The place of Cultural Standards in Indigenous Education
- Huia Tomlins-Jahnke
- Apr 6, 2016
- 2 min read
MAI Review, 2008, 1, Article 1
Summary of important points from this article.
- This article explores the development of cultural standards in Aotearoa New Zealand as a basis for enhancing the learning pathways of Māori children through the infusion of indigenous history, language and culture in the curriculum and milieu of primary schools.
- The cultural standards plan offers a unique opportunity for schools, Māori tribes and communities to develop a truly inclusive education for all children. It provides a way of consolidating an identity as Māori and/or New Zealander within the context of Aotearoa New Zealand.
- Furthermore, the development of a cultural standards plan brings into sharp focus the gaps in education where so many children are educated without knowing the history of the land, language, environment, flora and fauna specific to Aotearoa/ New Zealand. This paper highlights the issues and concerns that are highly topical, but which have received little attention in the literature.
- The development of cultural standards in indigenous education in North America and in New Zealand has evolved largely as a response to nation-state education systems that, for the most part, are culturally and epistemologically disconnected from indigenous communities.

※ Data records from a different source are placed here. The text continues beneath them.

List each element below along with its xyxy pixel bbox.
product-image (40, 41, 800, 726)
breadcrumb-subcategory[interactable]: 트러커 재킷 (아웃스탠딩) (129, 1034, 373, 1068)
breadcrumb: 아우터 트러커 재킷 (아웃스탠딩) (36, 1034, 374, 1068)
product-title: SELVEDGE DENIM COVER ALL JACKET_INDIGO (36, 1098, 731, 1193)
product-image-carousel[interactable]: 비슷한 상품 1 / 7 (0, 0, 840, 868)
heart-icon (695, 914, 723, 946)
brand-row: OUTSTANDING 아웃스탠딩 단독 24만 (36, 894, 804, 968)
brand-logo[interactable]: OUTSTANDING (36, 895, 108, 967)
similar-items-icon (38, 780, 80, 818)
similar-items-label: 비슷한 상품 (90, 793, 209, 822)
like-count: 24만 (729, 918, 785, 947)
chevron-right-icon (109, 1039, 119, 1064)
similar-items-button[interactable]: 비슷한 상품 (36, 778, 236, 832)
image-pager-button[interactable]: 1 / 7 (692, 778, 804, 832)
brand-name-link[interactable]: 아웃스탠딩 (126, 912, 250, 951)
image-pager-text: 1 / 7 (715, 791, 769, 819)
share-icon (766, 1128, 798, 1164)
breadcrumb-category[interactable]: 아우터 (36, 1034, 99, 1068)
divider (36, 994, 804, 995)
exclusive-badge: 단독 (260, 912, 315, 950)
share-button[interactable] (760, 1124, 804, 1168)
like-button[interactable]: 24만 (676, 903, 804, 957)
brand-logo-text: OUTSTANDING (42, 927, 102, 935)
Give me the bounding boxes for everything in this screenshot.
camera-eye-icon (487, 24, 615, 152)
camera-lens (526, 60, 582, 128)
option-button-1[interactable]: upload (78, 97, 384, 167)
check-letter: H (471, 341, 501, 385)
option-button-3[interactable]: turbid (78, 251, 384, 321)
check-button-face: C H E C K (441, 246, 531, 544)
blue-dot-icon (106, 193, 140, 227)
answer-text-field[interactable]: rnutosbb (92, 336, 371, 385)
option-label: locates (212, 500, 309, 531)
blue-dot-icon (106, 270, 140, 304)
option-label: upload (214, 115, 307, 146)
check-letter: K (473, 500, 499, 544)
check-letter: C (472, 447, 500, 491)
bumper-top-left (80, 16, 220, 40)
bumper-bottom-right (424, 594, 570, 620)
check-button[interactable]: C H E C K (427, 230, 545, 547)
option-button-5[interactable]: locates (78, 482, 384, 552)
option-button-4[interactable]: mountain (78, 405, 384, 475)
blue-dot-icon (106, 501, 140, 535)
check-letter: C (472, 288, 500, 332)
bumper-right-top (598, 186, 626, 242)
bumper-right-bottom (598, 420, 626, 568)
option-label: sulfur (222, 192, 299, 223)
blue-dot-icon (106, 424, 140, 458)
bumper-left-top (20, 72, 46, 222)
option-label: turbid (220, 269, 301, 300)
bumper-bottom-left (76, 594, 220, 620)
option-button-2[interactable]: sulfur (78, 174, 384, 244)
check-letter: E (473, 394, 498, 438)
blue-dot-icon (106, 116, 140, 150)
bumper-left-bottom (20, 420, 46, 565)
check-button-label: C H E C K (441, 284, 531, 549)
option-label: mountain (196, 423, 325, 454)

The cumulative effect of this disjunction between the school habitus and that of the communities they serve is a system of schooling that continues to generate consistently high levels of poor achievement rates and deficient educational outcomes for indigenous students when compared with all other students.
- Despite these (interventions) measures, indigenous communities view state sponsored interventions as adhoc, top-down, one-size-fits all attempts, while schools typically subject indigenous children to mainstream values, ideals, and interpretations of reality.
- Furthermore, indigenous education outcomes are inevitably compared with, and measured against national and international norms, benchmarking tests and surveys embedded in western hegemonic values and ideals.
- Indigenous outcomes are analysed and recorded in statistical fields which forecast the distribution of social indices across nations that result in pathologising indigenous education including health, social, and economic status.
- These are among reasons why state education is perceived by indigenous communities as alienating systems, over reliant on a uniform provision of education services that are bureaucratic, hierarchical and unresponsive to the need.
New Zealand's state education in the past has been culturally and epistemologically disconnected from Maori communities. As education has evolved the New Zealand education system has had to take notice of the discord in Maori achievement because the issues that surrounded Maori achievement have not made consistent improvements. Inventions that have been used by educators have made some small steps towards changing teacher pedagogy but there are still issues that exist that need to be discussed and changed.
Educational outcomes such as standardized testing which measure against international norms that were set in 18th Century, the fact that testing is narrowed to only report on reading, writing and maths on a nationwide scale and lastly how Maori learners are maginalised by the content presented in the literature used within the testing perimeters that do not use cultural diverse topics.